Мы пришли в дом, где лежит покойник.
В закупоренной комнате не продохнуть. Слышно, как на улице гудит
солнце, но больше ни звука. Воздух спертый, тугой - такое впечатление, будто
его можно согнуть, как стальную пластину. В спальне, куда положили мертвеца,
пахнет чемоданами, но я их нигде не вижу. В углу на одном кольце висит
гамак. Такой запах бывает на свалке. И мне приходит в голову, что ветхие
полуистлевшие вещи вокруг нас имеют такой вид, что они и должны пахнуть
свалкой, хотя на самом деле у них совсем другой запах.
Я раньше думал, что все покойники непременно в шляпах. Теперь вижу, что
нет. Вижу, что у них седая голова и челюсть подвязана платком. Что рот
приоткрыт и из-под синих губ выглядывают неровные грязные зубы. Что язык
прикушен сбоку, толстый, распухший, цветом потемнее лица - как пальцы,
перетянутые веревкой. Что глаза широко открыты, куда шире, чем у людей,
вытаращенные, тусклые, а кожа напоминает утоптанную влажную землю. Я думал,
что покойник похож на тихо спящего человека, но теперь вижу, что как раз
наоборот: он вроде бодрствует и еще не остыл после драки.

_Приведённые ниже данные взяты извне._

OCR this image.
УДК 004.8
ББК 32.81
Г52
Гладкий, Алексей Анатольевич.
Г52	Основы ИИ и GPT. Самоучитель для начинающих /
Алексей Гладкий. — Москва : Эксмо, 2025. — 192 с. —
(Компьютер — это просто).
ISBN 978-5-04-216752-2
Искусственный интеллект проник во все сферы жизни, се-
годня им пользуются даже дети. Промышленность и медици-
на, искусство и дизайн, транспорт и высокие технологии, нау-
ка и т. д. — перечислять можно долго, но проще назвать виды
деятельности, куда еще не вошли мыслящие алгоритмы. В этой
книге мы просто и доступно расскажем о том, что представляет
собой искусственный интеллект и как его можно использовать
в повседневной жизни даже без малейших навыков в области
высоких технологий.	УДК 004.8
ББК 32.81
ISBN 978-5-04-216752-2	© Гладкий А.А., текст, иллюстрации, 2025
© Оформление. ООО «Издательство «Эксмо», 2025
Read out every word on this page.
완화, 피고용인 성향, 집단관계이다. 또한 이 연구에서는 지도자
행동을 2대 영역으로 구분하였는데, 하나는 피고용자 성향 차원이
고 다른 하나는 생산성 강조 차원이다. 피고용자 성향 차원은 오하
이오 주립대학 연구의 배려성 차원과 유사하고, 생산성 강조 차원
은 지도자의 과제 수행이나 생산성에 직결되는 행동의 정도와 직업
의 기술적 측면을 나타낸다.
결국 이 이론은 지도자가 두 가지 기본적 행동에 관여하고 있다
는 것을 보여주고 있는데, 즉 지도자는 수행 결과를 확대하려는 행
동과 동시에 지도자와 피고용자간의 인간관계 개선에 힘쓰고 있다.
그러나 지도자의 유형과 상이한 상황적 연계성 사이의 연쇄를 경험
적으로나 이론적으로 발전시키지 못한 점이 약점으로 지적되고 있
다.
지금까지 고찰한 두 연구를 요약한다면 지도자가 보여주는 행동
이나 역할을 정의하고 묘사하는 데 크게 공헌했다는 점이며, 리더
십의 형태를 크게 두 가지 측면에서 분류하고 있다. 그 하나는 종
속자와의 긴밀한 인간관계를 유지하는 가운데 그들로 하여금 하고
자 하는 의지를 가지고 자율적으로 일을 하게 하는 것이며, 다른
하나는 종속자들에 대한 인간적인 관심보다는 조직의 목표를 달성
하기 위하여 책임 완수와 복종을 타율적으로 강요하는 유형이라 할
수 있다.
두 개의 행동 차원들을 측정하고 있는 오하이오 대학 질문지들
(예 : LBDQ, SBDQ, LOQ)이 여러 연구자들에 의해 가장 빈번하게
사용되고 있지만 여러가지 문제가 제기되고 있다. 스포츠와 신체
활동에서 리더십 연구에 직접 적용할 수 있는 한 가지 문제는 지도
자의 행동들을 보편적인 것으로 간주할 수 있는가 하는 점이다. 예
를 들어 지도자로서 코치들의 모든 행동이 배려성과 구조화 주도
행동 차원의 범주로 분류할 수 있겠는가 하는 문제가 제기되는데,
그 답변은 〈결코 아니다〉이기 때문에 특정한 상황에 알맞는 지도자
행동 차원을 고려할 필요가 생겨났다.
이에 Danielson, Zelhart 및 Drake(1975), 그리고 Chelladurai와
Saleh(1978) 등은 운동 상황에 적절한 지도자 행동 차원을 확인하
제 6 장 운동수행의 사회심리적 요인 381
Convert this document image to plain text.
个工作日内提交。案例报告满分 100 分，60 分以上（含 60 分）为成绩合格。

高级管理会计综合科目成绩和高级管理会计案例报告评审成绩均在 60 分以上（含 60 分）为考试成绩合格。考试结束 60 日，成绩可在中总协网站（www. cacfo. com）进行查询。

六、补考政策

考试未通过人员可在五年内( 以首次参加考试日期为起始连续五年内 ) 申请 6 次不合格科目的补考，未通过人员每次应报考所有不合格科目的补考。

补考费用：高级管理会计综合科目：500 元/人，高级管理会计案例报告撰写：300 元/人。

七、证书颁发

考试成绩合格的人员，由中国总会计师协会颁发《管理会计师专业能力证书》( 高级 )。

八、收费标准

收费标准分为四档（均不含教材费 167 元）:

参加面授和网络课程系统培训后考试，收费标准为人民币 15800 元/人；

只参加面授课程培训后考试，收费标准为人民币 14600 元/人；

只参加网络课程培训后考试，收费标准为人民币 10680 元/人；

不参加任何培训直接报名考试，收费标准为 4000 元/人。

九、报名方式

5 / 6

Мама тоже нарядилась, как в воскресенье. Она надела старомодную
соломенную шляпу, покрывающую уши, и черное платье с высоким глухим воротом
и рукавами до самых запястий. Оттого что сегодня среда, она кажется мне
чужой, незнакомой, и, когда дедушка встает навстречу людям, вносящим гроб, у
меня создается впечатление, что она хочет мне что-то сказать. Мама сидит со
мной рядом, спиной к закрытому окну. Она тяжело дышит и то и дело поправляет
пряди волос, которые выбиваются у нее из-под шляпы, надетой второпях.
Дедушка приказал людям поставить гроб у кровати. Только после этого я
убедился, что мертвец в нем поместится. Когда гроб внесли, мне показалось,
что он слишком короток для тела, вытянувшегося во всю длину кровати.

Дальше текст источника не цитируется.